Although it has been part of India for more than a century, Kolkata’s Chinese community is rapidly shrinking and the neighborhood itself is in danger, according to the World Monument Fund.
Lee spoke of the challenge, namely the presence of luxury housing in the heart of a densely populated city, marked by rampant “land grabs” and land disputes.
The decline began with the outbreak of the Indochina War in 1962, and even those who have lived here for generations are treated with suspicion and hostility.
Hundreds of Chinese immigrants were arrested without any basis and sent to internment camps in Rajasthan on the other side of the country, where they suffered such harsh treatment.
After returning to Kolkata, many decide to move to other countries where they have family and friends.
Since then, hundreds of tanneries and leather factories have also closed on government orders, leading to the loss of their livelihoods, prompting even more people to flee to Australia, the United States and Canada.
In recent decades, young people from India’s Chinese community – like other communities in India – have moved abroad in search of better education and job opportunities.

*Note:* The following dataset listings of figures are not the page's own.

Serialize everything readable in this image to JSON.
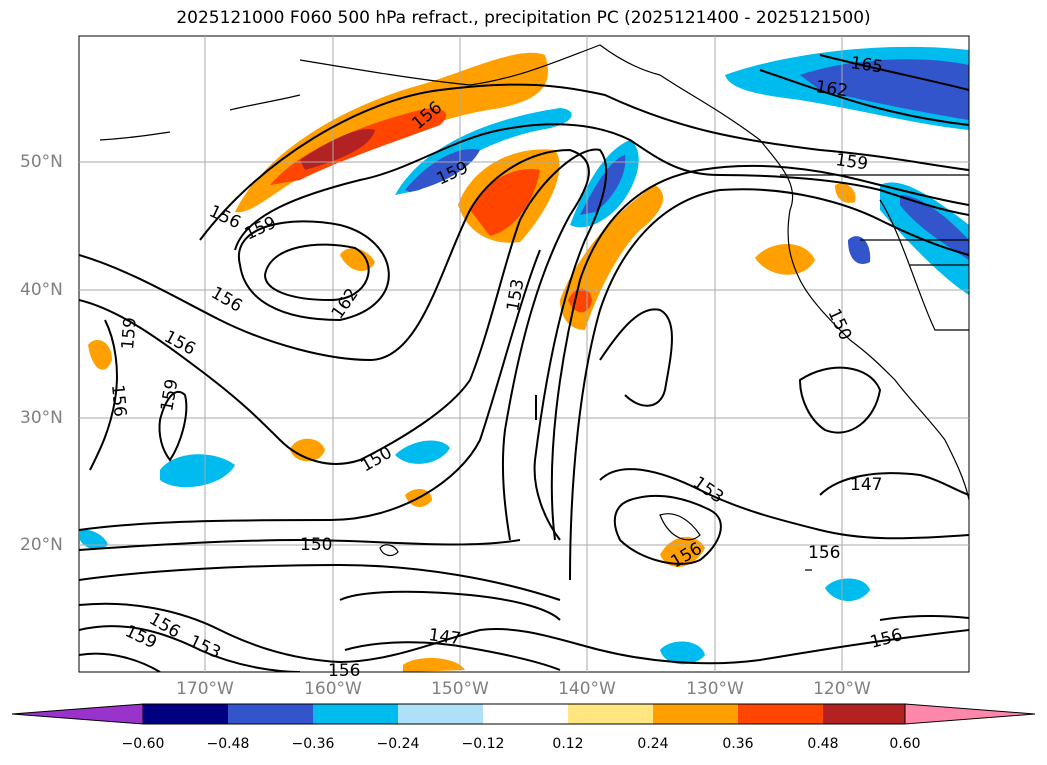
{
  "title": "2025121000 F060 500 hPa refract., precipitation PC (2025121400 - 2025121500)",
  "lat_labels": [
    "50°N",
    "40°N",
    "30°N",
    "20°N"
  ],
  "lon_labels": [
    "170°W",
    "160°W",
    "150°W",
    "140°W",
    "130°W",
    "120°W"
  ],
  "contour_labels": [
    "165",
    "162",
    "159",
    "159",
    "159",
    "156",
    "156",
    "156",
    "162",
    "153",
    "150",
    "159",
    "156",
    "159",
    "156",
    "150",
    "150",
    "147",
    "153",
    "156",
    "156",
    "147",
    "156",
    "159",
    "156",
    "153",
    "156"
  ],
  "colorbar": {
    "ticks": [
      "−0.60",
      "−0.48",
      "−0.36",
      "−0.24",
      "−0.12",
      "0.12",
      "0.24",
      "0.36",
      "0.48",
      "0.60"
    ],
    "colors": [
      "#9933cc",
      "#000080",
      "#3355cc",
      "#00bbee",
      "#aee0f8",
      "#ffffff",
      "#ffe680",
      "#ffa000",
      "#ff4500",
      "#b22222",
      "#ff88aa"
    ]
  },
  "colors": {
    "contour": "#000000",
    "grid": "#aaaaaa",
    "coast": "#000000"
  }
}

Datta said most of his Chinese friends at school now live in Toronto, while Tseng said only those with established businesses stayed in Kolkata and were pressured by his children to move abroad with them. .

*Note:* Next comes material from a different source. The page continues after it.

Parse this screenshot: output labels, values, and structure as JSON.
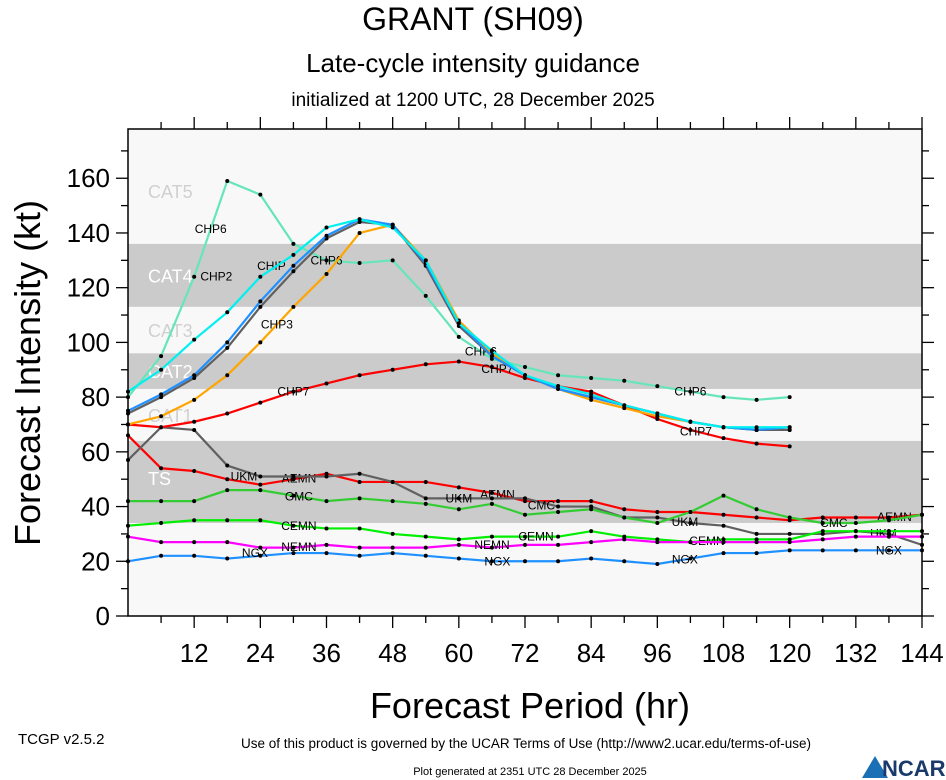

Lee himself bears no scars from society’s collective trauma, choosing instead to make the best of his life here.
“We are a small, tight-knit community. We still follow our customs and come together for celebrations like Chinese New Year,” he said.
Tseng now works in Chennai and visits his parents in Kolkata once a year for the same festival.
Her voice trailed off as she said, “As long as we have family there, we will maintain our culture…”
According to Lee, unification went both ways, with Bengali traders learning to speak Hakka and selling Chinese vegetables such as bok choy, kailan and mustard greens.
Above all, he says, he loves living in India and feels at home here.
“I can’t live without mishti doi and rasgulla,” he laughs, referring to the Bengali sweets that have become part of his life.
“Amateur problem solver. Hipster-friendly alcohol lover. Beer buff. Infuriatingly humble tv geek.”